The above is a restored version of a Province review by Michael Walsh originally published in 1988. For additional information on this archived material, please visit my FAQ.

Afterword: On screen, Bull Durham's happy ending involves Kevin Costner's character, "Crash" Davis, getting the girl: Susan Sarandon's Annie Savoy. Off screen, the film's happy ending found Tim Robbins in a real-life romance with Sarandon. In 1995, Robbins directed his companion in the prison drama Dead Man Walking, a performance that won Sarandon a best actress Academy Award. They remained a couple until late 2009, a relationship that produced two children.
    For Coster, his Bull Durham turn built upon the major acting breakthrough he'd made a year earlier playing T-Man Eliot Ness in Brian De Palma's The Untouchables. He championed the great American pastime for a second time in 1989's best picture nominee Field of Dreams, director Phil Alden Robinson's adaptation of Canadian author W.P. Kinsella's novel Shoeless Joe. Costner returned to the diamond as a pitcher in 1999's Sam Raimi sports drama, For Love of the Game, and his character is identified as an ex-baseball star in director Mike Binder's 2005 romantic comedy, The Upside of Anger. In common with his Bull Durham teammate Robbins, Costner stepped up to the directorial plate, knocking it out of the park with his debut feature, 1990's Dances With Wolves.
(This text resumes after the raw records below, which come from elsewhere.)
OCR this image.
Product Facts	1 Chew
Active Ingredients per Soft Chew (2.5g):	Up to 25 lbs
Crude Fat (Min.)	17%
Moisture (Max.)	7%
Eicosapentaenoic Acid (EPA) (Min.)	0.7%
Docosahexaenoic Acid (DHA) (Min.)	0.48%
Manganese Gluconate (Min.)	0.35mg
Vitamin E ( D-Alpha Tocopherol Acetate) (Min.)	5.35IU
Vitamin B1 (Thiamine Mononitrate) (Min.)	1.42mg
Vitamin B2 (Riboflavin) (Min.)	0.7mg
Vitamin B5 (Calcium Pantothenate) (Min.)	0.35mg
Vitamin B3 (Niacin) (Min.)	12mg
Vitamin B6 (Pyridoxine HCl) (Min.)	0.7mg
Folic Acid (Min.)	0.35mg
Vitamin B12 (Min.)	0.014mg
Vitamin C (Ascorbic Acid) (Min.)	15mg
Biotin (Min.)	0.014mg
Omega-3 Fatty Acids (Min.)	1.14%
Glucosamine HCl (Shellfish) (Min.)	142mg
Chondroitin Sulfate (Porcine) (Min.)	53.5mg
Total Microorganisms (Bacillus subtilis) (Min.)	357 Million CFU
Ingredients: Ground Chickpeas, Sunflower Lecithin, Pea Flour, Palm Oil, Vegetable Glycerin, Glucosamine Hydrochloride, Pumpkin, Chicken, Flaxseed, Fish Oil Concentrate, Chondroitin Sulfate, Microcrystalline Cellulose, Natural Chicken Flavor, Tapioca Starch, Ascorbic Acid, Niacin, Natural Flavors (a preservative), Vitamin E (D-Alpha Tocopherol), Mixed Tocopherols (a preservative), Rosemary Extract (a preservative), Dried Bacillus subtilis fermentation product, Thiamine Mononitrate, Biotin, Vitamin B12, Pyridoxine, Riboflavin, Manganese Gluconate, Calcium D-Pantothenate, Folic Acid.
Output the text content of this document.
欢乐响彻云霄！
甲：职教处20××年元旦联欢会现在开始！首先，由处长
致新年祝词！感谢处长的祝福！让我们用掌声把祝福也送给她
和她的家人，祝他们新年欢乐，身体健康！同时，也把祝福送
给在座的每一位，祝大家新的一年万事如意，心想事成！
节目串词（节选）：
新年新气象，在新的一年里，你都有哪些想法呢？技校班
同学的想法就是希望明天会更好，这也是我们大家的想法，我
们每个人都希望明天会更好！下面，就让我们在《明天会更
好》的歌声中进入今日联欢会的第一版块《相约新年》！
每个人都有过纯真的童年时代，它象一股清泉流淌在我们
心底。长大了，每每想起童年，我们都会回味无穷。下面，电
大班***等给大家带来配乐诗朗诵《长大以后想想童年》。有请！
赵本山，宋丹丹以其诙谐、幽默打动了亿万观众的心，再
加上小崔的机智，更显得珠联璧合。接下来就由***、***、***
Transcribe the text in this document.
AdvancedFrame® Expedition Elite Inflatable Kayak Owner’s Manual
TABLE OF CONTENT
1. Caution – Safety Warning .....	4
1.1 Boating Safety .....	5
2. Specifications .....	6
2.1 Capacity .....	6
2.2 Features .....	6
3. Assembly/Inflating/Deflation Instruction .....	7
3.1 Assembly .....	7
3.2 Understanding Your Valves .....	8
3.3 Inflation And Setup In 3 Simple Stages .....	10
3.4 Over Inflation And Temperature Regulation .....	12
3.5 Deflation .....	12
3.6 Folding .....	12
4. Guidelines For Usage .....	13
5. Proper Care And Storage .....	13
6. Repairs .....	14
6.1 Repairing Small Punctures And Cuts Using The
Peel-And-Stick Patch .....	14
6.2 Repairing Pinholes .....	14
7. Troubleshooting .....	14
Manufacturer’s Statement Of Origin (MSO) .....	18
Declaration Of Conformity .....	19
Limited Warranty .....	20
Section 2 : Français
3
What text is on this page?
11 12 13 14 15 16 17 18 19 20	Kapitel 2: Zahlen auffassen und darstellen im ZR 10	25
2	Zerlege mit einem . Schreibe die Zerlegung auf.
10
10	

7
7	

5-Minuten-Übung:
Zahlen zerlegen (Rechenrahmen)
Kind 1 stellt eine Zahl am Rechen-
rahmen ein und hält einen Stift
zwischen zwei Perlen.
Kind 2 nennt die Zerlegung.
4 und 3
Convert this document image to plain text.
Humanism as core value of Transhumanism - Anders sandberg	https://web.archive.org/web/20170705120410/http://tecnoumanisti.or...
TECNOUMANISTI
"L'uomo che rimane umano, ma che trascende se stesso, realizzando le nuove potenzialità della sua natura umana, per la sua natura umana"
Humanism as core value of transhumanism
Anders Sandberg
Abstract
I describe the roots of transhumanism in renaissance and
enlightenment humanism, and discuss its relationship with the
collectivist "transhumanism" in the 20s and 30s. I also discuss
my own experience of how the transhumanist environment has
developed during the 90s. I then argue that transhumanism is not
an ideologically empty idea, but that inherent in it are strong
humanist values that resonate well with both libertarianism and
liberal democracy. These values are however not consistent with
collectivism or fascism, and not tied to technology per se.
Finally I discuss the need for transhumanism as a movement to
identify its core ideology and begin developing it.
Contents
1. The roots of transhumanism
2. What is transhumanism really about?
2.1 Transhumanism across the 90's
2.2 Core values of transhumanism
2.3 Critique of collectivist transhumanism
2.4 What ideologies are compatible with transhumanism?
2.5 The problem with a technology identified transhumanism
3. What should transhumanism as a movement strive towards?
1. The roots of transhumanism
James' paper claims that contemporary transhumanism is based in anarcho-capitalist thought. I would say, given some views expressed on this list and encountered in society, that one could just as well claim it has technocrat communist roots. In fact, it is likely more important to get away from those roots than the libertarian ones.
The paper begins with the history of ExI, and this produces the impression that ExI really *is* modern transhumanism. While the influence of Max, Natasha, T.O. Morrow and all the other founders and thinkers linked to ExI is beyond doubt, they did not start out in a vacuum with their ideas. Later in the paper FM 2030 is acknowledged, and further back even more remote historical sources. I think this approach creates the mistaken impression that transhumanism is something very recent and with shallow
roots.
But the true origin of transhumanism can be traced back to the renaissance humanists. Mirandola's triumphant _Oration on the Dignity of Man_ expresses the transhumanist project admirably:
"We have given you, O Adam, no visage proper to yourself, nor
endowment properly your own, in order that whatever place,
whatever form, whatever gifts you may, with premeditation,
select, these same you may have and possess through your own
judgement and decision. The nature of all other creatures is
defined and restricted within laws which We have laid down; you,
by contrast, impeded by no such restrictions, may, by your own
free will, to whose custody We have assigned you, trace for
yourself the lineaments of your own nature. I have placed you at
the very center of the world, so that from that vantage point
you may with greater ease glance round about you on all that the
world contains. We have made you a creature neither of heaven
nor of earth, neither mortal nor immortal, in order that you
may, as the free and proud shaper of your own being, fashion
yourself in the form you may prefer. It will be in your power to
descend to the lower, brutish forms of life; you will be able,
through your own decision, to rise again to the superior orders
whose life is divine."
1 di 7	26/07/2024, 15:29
The revisionist Western was nominated for 12 Oscars and won seven, including three that went to Costner personally: best picture, director and actor.
     In retrospect, it was the high point of his creative career. Subsequent performances in such big-budget films as 1991's Robin Hood: Prince of Thieves, Wyatt Earp (1994) and his second feature as director, The Postman (1997), earned him only Razzie Award wins. With a mixture of good work — Oliver Stone's 1991 blockbuster JFK , Clint Eastwood's A Perfect World (1993) and Costner's third (and final) feature as director Open Range (2003) — and some not so good to his credit, the actor embraced other interests. In common with Nicolas Cage, Costner now writes comic books. In 2015, he released the 784-page graphic novel The Explorers Guild: A Passage to Shambhala, a period adventure co-written with John Baird and illustrated by Rick Ross. A movie adaptation is a very real possibility. Kevin Costner turns 61 today (January 18).